Closer to the Gulf of Mexico, a different kind of environmental miscalculation also contributed to the disaster.

Environmentalists, political leaders and engineers warn that decades of neglect and corps-sponsored dredging led to the disappearance of vital wetlands, allowing hurricane storm surges to threaten New Orleans.

When Hurricane Katrina roared up the Gulf of Mexico, it spawned a storm surge toward New Orleans through a navigation channel known as the Mississippi River Gulf Outlet, or MRGO.

The outlet was built from marsh and wetlands by the corps in the early 1960s to allow large ships quicker access to the Port of New Orleans.
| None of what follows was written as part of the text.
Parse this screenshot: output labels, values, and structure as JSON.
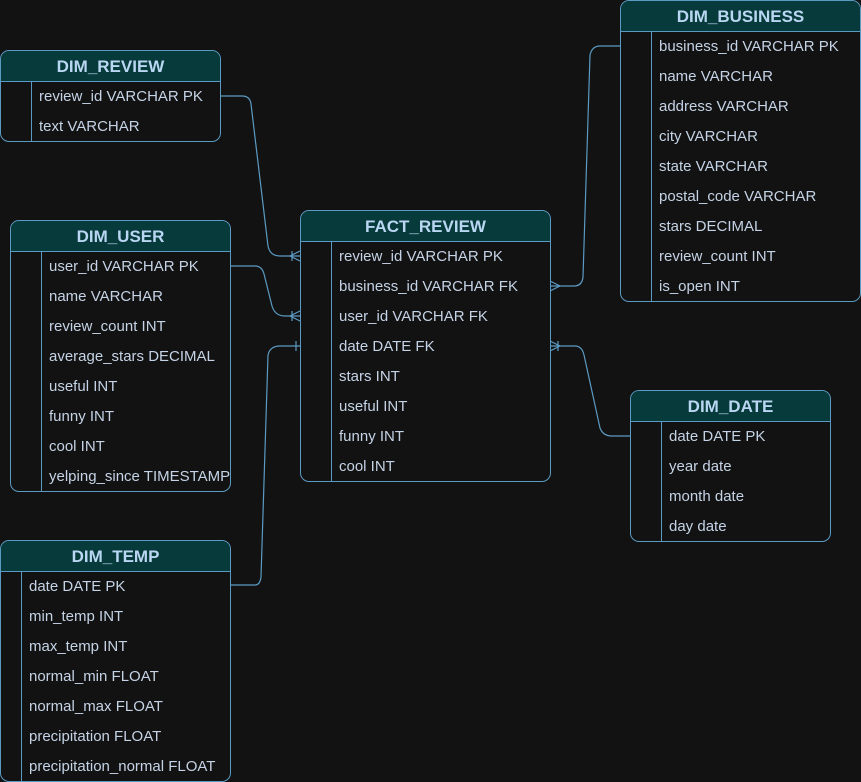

Originally designed as a 300-foot-wide channel, the outlet has widened to more than 3,000 feet, the result of repeated dredging by the corps and of ships’ wakes.

“You can put more surge through a wider body,” said Thomas Sands, a retired corps general who headed the New Orleans district. “When I was district engineer, the erosion along the MRGO was horrible.”

The project also allowed salt water to penetrate and destroy hundreds of square miles of wetlands that acted as a natural flood barrier.

Henry “Junior” Rodriguez, president of St. Bernard Parish, said that the heavy flooding that topped his community’s levees during Katrina was far worse than during Hurricane Betsy in 1965.

“Listen, we didn’t even have levees during Hurricane Betsy and the flooding wasn’t as bad,” Rodriguez said.

After Katrina, the corps has pledged to halt dredging of the MRGO for at least a year and is considering proposals to scale it back.

The agency is also proposing to channel sediments and freshwater into the marshes to reduce future wetlands losses, though the National Research Council recently termed the current proposals inadequate.

“We will never be able to rebuild the coast we had 50 years ago, but the wetlands still out there can be preserved,” said Carlton Dufrechou, executive director of the Lake Pontchartrain Basin Foundation, a leading environmental group in the region.

“If we do nothing, the gulf will be lapping at the edges of New Orleans in future decades,” Dufrechou said. “And if the MRGO stays open, you might as well put a bull’s-eye on the city and tell everybody to clear out on June 1 when the hurricane season starts.”